Wednesday 19 July 2017

Is marriage becoming more stable?

There was some minor interest in marriage and cohabitation this week when the ONS published statistics on the rate of marital divorce in the UK, which has continued to fall. This was picked up in the media, for example by the BBC


Divorce rate in England and Wales, divorces per 1000 married

Source: ONS via BBC 


Many of the headline claims are accurate; the rate of divorce continues to decline, and marriage is more stable than cohabitation. However, the major issue is that much of this is often in phrasing the effect as being a causal one, for example:

the declining divorce rate suggests that marriage itself is becoming more stable.

This is only one possible explanation.

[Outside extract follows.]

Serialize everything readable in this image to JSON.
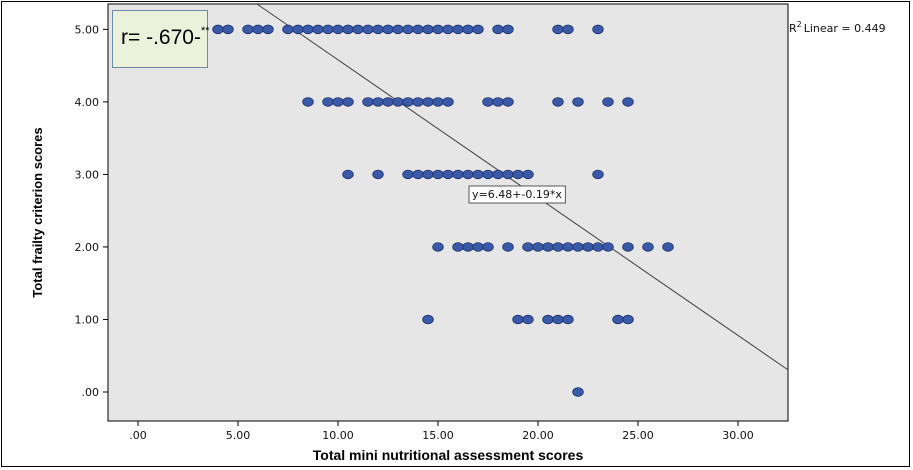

Another is that marital dissolution rates are partially reflecting selection processes, and these processes vary over time.

There is a reasonable history of finding selection processes in marital formation and subsequent dissolution (here's a classic). The exact manner of this selection will vary: as suggest in the Lillard et al article some of it will be endogeneity: couples who are less confident in their relationship will either cohabit first as a trial marriage before committing, or will continue to cohabit without translating their cohabitation into marriage. As such  marriage will tend to have lower rates of dissolution because they are the relationship which were less likely to fail in the first place. Another route of selection is that marriage is increasingly the preserve of relatively advantages couples: socially advantage seems to depress union dissolution regardless of whether the union is a marital one or a cohabiting one- although the marital advantage remains across all socioeconomic strata.

In either case, the fact that marriage is a select process means that interpreting declines in divorce as being due to the changing nature of marriage ignores the fact that the type of people who marry, and the intensity of selection effects into marriage, will also influence the rate of marital dissolution. It's undoubtedly true that there have been changes to the institution of marriage across time and some of this has influenced dissolution rates. However, ignoring changes in the composition of the married population- the characteristics of married people- is to miss out an important explanatory factor.